Jaehyuk tersenyum dan mengangguk, "Kamarku ada dibawah sana? Lantai 1? Baiklah" katanya kemudian kembali turun.

Jeongwoo hanya memperhatikan sekilas Jaehyuk yang sebenarnya kerepotan dengan barang bawaannya.

.      .      .      .      .

Esok paginya.

Saat Jeongwoo yang baru saja menuruni anak tangga melihat meja makan terasa lebih hidup dari biasanya.

Kenapa?

Karena Yoon Jaehyuk ada disana.

Sedang sarapan bersama dengan 3 pelayan. Meskipun terlihat 3 pelayan itu sangat canggung harus makan bersama di meja makan yang tidak terlalu sering Jeongwoo gunakan.

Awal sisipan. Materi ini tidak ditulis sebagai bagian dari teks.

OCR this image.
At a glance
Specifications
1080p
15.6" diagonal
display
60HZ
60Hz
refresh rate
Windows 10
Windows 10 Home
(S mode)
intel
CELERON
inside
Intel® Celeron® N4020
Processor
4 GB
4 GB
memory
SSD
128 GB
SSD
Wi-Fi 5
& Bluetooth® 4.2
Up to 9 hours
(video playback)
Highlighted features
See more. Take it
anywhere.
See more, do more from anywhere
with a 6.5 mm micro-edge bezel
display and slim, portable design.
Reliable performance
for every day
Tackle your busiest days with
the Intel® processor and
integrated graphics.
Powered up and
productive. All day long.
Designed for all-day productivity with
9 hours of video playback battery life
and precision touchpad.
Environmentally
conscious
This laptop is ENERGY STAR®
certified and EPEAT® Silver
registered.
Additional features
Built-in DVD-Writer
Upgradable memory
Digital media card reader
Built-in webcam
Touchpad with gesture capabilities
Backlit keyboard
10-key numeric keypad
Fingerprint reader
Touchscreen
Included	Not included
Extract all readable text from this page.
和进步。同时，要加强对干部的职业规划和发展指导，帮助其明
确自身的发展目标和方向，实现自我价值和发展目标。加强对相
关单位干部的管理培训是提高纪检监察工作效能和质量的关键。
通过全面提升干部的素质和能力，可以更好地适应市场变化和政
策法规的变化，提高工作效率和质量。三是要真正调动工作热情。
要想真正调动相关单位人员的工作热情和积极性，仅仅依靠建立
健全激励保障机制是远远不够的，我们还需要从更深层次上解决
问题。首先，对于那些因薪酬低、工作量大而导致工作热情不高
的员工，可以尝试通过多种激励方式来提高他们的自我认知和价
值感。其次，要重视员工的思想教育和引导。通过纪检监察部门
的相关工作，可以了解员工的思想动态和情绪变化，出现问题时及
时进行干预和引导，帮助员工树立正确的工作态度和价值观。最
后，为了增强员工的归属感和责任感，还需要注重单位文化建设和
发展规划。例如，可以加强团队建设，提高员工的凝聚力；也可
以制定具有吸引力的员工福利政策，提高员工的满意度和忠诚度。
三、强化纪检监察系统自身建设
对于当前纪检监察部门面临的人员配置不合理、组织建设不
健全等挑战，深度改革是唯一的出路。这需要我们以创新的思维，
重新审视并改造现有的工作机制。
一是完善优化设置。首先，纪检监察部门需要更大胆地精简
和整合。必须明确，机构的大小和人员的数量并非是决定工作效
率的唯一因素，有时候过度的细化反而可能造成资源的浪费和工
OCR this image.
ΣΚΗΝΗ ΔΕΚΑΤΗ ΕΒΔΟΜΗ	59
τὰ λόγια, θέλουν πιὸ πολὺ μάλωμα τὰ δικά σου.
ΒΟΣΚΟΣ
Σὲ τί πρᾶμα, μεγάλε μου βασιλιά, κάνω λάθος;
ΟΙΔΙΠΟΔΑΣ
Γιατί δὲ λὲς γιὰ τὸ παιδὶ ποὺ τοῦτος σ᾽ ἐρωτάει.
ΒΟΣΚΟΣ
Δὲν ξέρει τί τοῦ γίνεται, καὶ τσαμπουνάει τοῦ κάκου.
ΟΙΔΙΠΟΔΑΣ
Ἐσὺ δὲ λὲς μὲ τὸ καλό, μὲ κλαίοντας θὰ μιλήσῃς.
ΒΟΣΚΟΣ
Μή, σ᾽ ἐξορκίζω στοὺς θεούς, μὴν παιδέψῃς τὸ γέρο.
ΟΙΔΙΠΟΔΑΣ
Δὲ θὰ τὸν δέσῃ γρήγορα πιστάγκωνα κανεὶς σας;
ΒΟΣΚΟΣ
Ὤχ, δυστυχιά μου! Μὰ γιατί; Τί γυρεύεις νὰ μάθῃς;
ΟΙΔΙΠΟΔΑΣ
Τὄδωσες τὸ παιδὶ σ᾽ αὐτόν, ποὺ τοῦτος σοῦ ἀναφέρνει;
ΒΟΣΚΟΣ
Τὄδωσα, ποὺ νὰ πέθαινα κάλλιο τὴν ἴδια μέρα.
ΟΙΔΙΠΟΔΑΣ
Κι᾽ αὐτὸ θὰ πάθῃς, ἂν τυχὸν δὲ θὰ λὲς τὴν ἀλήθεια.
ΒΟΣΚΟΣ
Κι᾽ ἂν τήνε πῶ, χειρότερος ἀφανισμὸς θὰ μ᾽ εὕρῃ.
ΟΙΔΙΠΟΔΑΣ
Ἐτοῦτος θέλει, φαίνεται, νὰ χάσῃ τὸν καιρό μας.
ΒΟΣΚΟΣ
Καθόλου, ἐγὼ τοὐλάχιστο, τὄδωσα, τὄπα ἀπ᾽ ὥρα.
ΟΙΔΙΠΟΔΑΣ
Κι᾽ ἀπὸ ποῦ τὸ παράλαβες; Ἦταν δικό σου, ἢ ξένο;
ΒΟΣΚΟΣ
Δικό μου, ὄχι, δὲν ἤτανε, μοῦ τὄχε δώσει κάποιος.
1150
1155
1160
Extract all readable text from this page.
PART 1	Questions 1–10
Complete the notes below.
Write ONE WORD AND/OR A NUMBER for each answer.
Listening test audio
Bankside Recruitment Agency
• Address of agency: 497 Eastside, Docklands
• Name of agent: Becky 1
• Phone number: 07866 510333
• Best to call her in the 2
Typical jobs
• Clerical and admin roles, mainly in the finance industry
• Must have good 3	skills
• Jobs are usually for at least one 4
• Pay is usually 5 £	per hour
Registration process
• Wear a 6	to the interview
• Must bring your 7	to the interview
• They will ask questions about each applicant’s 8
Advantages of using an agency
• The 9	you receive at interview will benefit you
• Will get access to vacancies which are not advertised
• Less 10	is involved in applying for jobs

"Tuan" serentak 3 pelayan itu langsung berdiri saat melihat Jeongwoo datang.

Jaehyuk ikut berdiri, "Aku yang mengajak mereka sarapan bersama. Maaf lancang"

Jeongwoo mengernyitkan dahinya.

Baru saja semalam Jaehyuk seperti anak manja yang memotong perkataannya dan meminta uang bulanan.

Dan sekarang menjelma menjadi anak yang memiliki sopan santun?

"Aku tidak masalah" balas Jeongwoo kemudian akan pergi.

Namun,

"Apakah kamu tidak sarapan?" tanya Jaehyuk.

Jeongwoo berhenti sejenak, "Aku tidak terbiasa sarapan" katanya kemudian kembali berjalan.

Meninggalkan Jaehyuk yang memandang punggung tegap itu hingga hilang dibalik pintu.

"Apakah, um- Jeongwoo hyung tidak pernah sarapan?" tanya Jaehyuk ragu, ia tidak yakin bagaimana harus memanggil Jeongwoo.

"Tuan sangat jarang makan dirumah. Alasannya karena sibuk dengan pekerjaannya" kata salah satu pelayan.

Jaehyuk mengangguk dan kembali duduk.

Melanjutkan sarapan dan sedikit berpikir mengenai beberapa hal.